Double Booked: Perspectives from the President of WRJ
By Blair Marks
With a demanding professional career managing the ethics and compliance training, communications and external engagement for a Fortune 500 company, some people think I am crazy for having agreed to serve as the President of Women of Reform Judaism. Sometimes I would have to agree, but mostly I prefer to think that I am incredibly lucky. It’s true that I don’t end up with much down time, but WRJ brought my life into balance when I worked in a male-dominated profession, and continues to give me a perspective on our world that I would never have otherwise achieved.
It is a privilege to work with other women passionate about continuing WRJ’s 100+ year tradition of standing for those whose voices might not otherwise be heard, and especially for women, children and families. Stronger together, our sisterhoods have spoken out and taken action against sex trafficking, genital mutilation, enslavement of women and children, eating disorders and bias in hiring and promotion, while advocating for women’s right to vote, equal rights including equal pay, gun control, and protections for children and the elderly. Yet not only do our WRJ women work to improve global conditions, they also directly enrich each other’s lives every day.
For many years I thought I understood the term “sandwich generation” but discovered that I did not fully appreciate the significance until I realized that I was the sandwich filling.
My in-laws lived out of state and we could see them only infrequently, taking vacation to visit for just a few days at a time. We worried about whether my husband’s mother was accurately telling us everything happening with her and once even had to deal with a doctor who would not provide information over the phone, despite the fact that she had authorized the conversation. We wonder how to handle my mother’s needs as she moves into her eighties and requires increasing attention and support. I spend part of most weekends taking care of the “must do” things and feeling that I am not doing everything that I could and should for her, yet I feel at once blessed and guilty about her stated opinion that her daughters are taking very good care of her.

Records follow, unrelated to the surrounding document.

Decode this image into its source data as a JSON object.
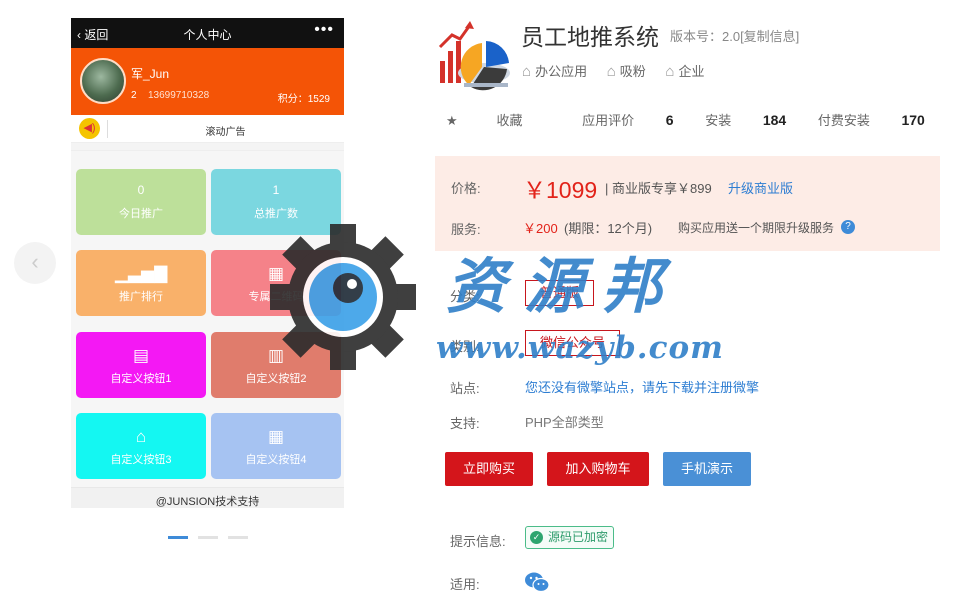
{
  "gallery": {
    "prev_icon": "chevron-left-icon",
    "phone": {
      "back_label": "返回",
      "title": "个人中心",
      "more_icon": "more-dots-icon",
      "profile": {
        "name": "军_Jun",
        "level": "2",
        "phone": "13699710328",
        "points": "积分：1529"
      },
      "ad": {
        "icon": "speaker-icon",
        "text": "滚动广告"
      },
      "tiles": [
        {
          "top": "0",
          "label": "今日推广",
          "color": "#bde09a"
        },
        {
          "top": "1",
          "label": "总推广数",
          "color": "#7bd7e0"
        },
        {
          "icon": "bar-chart-icon",
          "label": "推广排行",
          "color": "#f9b16a"
        },
        {
          "icon": "qr-code-icon",
          "label": "专属二维码",
          "color": "#f58289"
        },
        {
          "icon": "book-icon",
          "label": "自定义按钮1",
          "color": "#f418f4"
        },
        {
          "icon": "building-icon",
          "label": "自定义按钮2",
          "color": "#e07c6c"
        },
        {
          "icon": "bank-icon",
          "label": "自定义按钮3",
          "color": "#14f7f2"
        },
        {
          "icon": "calendar-icon",
          "label": "自定义按钮4",
          "color": "#a6c3f2"
        }
      ],
      "footer": "@JUNSION技术支持"
    },
    "slides_count": 3,
    "active_slide": 1
  },
  "watermark": {
    "text": "资源邦",
    "url": "www.wazyb.com"
  },
  "product": {
    "icon": "app-chart-icon",
    "title": "员工地推系统",
    "version": "版本号：2.0[复制信息]",
    "tags": [
      "办公应用",
      "吸粉",
      "企业"
    ],
    "stats": {
      "favorite": "收藏",
      "rating_label": "应用评价",
      "rating": "6",
      "install_label": "安装",
      "install": "184",
      "paid_label": "付费安装",
      "paid": "170"
    },
    "price": {
      "label": "价格:",
      "main": "￥1099",
      "pro": "| 商业版专享￥899",
      "upgrade": "升级商业版",
      "service_label": "服务:",
      "service_price": "￥200",
      "service_term": "(期限：12个月)",
      "service_note": "购买应用送一个期限升级服务"
    },
    "category_label": "分类:",
    "category": "普通版",
    "type_label": "类别:",
    "type": "微信公众号",
    "site_label": "站点:",
    "site_text": "您还没有微擎站点，请先下载并注册微擎",
    "support_label": "支持:",
    "support": "PHP全部类型",
    "buttons": {
      "buy": "立即购买",
      "cart": "加入购物车",
      "demo": "手机演示"
    },
    "tip_label": "提示信息:",
    "tip": "源码已加密",
    "apply_label": "适用:",
    "apply_icon": "wechat-icon",
    "colors": {
      "accent_red": "#d4151b",
      "link_blue": "#2d7dd2",
      "price_bg": "#fdece6"
    }
  }
}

Whenever I am out of town yet again (part of almost every week) I know that when I get home I will be scrambling to take care of the laundry, mom, errands, bills… and oh, yeah, to spend some time enjoying my incredibly understanding and patient husband. And I count my blessings that our daughter has successfully established herself as an independent and insightful adult, while at the same time I am trying to figure out how to catch more time with her than the occasional text message and short visit over dinner. It’s a juggling act, requiring many very late nights and weekends, but as long as I can keep all the balls in the air (even if I occasionally catch one only an inch off the floor) I figure I am doing OK. I joke that my motto is “sleep is highly overrated.”
My WRJ sisters, both in my own congregation and across North America, provide essential understanding, advice and support. They have taught me the value of even just a quick note of encouragement or a reminder that help is always just a phone call away. I am not unique, and I can only hope that I have been able to do the same for them, as so many of us try to balance careers, aging parents, extended families and the needs of our children at all ages. And I hope they feel as lucky as I to be part of this amazing community of women!
Blair Marks is the president of Women of Reform Judaism, and lives in Marietta, GA.